Core skills: Statistics, data munching, data visualization and exploratory data analysis.
Tools used: Microsoft Excel, SPSS, SPSS Modeler, SAS, SAS Miner, SQL, Microsoft Access, Tableau, SSAS.
2.The business intelligence developers
BI developers are data experts and work with internal stakeholders to understand reporting needs. They then proceed to collect requirements, design and build business intelligence and reporting solutions. They are also tasked with designing, developing and supporting new and old data warehouses, ETL packages, dashboards and analytical reports. They work with SQL to integrate data from different sources. However, BI developers don’t perform data analysis.
Core skills: ETL, developing reports, OLAP, cubes, web intelligence, business objects design.

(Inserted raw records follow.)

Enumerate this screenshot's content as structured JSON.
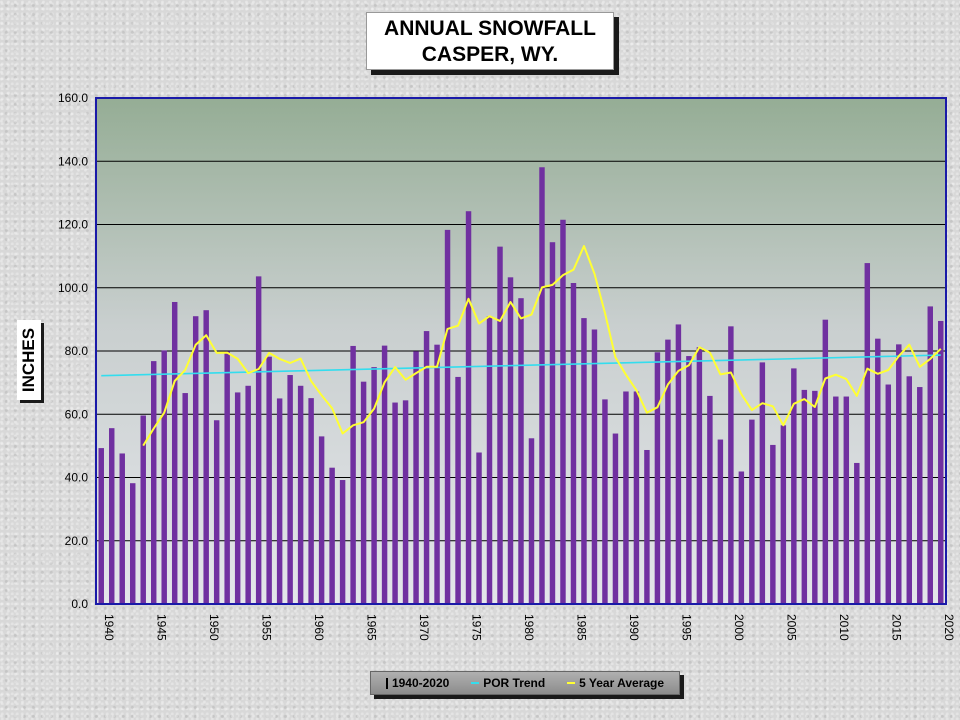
{
  "title_line1": "ANNUAL SNOWFALL",
  "title_line2": "CASPER, WY.",
  "colors": {
    "bar": "#7030a0",
    "trend": "#33ddee",
    "average": "#ffff33",
    "frame": "#1a1aa8"
  },
  "chart_data": {
    "type": "bar",
    "ylabel": "INCHES",
    "ylim": [
      0,
      160
    ],
    "yticks": [
      "0.0",
      "20.0",
      "40.0",
      "60.0",
      "80.0",
      "100.0",
      "120.0",
      "140.0",
      "160.0"
    ],
    "x_tick_labels": [
      "1940",
      "1945",
      "1950",
      "1955",
      "1960",
      "1965",
      "1970",
      "1975",
      "1980",
      "1985",
      "1990",
      "1995",
      "2000",
      "2005",
      "2010",
      "2015",
      "2020"
    ],
    "grid": true,
    "legend_position": "bottom",
    "start_year": 1940,
    "series": [
      {
        "name": "1940-2020",
        "type": "bar",
        "values": [
          49.3,
          55.6,
          47.6,
          38.2,
          59.6,
          76.8,
          80.2,
          95.5,
          66.7,
          91.0,
          92.9,
          58.1,
          79.9,
          66.9,
          69.0,
          103.6,
          78.2,
          65.0,
          72.4,
          69.0,
          65.1,
          53.0,
          43.1,
          39.2,
          81.6,
          70.3,
          74.9,
          81.7,
          63.7,
          64.4,
          79.9,
          86.3,
          82.0,
          118.3,
          71.8,
          124.2,
          47.9,
          91.0,
          113.0,
          103.3,
          96.7,
          52.4,
          138.1,
          114.4,
          121.5,
          101.5,
          90.4,
          86.8,
          64.7,
          53.9,
          67.2,
          67.2,
          48.7,
          79.6,
          83.6,
          88.4,
          78.4,
          81.2,
          65.8,
          52.0,
          87.8,
          41.9,
          58.3,
          76.4,
          50.3,
          56.5,
          74.5,
          67.7,
          67.4,
          89.9,
          65.6,
          65.6,
          44.6,
          107.8,
          83.9,
          69.4,
          82.1,
          72.0,
          68.6,
          94.1,
          89.5
        ]
      },
      {
        "name": "POR Trend",
        "type": "line",
        "start": 72.2,
        "end": 78.7
      },
      {
        "name": "5 Year Average",
        "type": "line",
        "values": [
          null,
          null,
          null,
          null,
          50.1,
          55.5,
          60.5,
          70.5,
          74.0,
          82.0,
          85.0,
          79.4,
          79.5,
          77.5,
          73.0,
          74.3,
          79.4,
          77.5,
          76.2,
          77.6,
          70.5,
          66.0,
          61.9,
          53.9,
          56.5,
          57.5,
          61.8,
          70.1,
          74.9,
          70.9,
          73.0,
          75.0,
          75.0,
          87.0,
          88.0,
          96.5,
          88.7,
          91.0,
          89.5,
          95.5,
          90.3,
          91.5,
          100.1,
          100.9,
          104.0,
          105.7,
          113.2,
          104.4,
          92.0,
          78.0,
          72.5,
          67.6,
          60.5,
          62.2,
          69.4,
          73.7,
          75.5,
          81.2,
          79.5,
          72.6,
          73.2,
          66.3,
          61.3,
          63.5,
          62.5,
          56.5,
          63.3,
          64.8,
          62.3,
          71.3,
          72.5,
          71.1,
          65.8,
          74.4,
          72.8,
          74.0,
          78.4,
          82.0,
          75.0,
          77.5,
          80.7
        ]
      }
    ]
  }
}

Tools used: Tableau, dashboard tools, SQL, SSAS, SSIS and SPSS Modeler.
3.The data engineers
These engineers create the infrastructure to be analyzed by data scientists. They are software engineers who design, build, integrate and manage big data. They generally work on optimizing the performance of the big data ecosystem within a corporation and ensuring everything is easily accessible and working smoothly. Using tools like MySQL or MongoDB they might run Extract, Transform and Load (ETL) on top of large datasets and create data warehouses which can be used for reports and analysis by the data scientists. Data engineers keep themselves busy with the design and architecture of the whole ecosystem and don’t generally dabble with machine learning.
Core skills: Hadoop, MapReduce, Hive, Pig, Data streaming, NoSQL, SQL, programming.
Tools used: DashDB, MySQL, MongoDB, Cassandra.
4.Finally the data scientists
There are many sources on the internet that hail the data scientist as modern day alchemists turning raw data into purified insights. While that may be a bit of an exaggeration, it’s not too far from the truth! Statistics, machine learning, and analysis are the main tools of a data scientist. These tools can be used to solve critical business problems. Turning large rivers of big data into valuable and actionable insights is no easy task. Data science is an evolution of the data analysis done in the past few years improving on it with automation and machine learning. Data scientists are expected to be veteran programmers with an ability to design new algorithms on the fly. There is a huge demand for these individuals these days.
But what’s the point of all these actionable insights if it cannot be visualized properly? In fact, one of the expectations from this job is to be able to visualize the results of their findings using apps, or other technologies. For example, think of the Jarvis UI from the Iron Man movies. Narrating interesting stories about the solutions to their data or business problems becomes part of the job.
Data scientists are also required to understand traditional and new data analysis methods to build statistical models and discover patterns in data.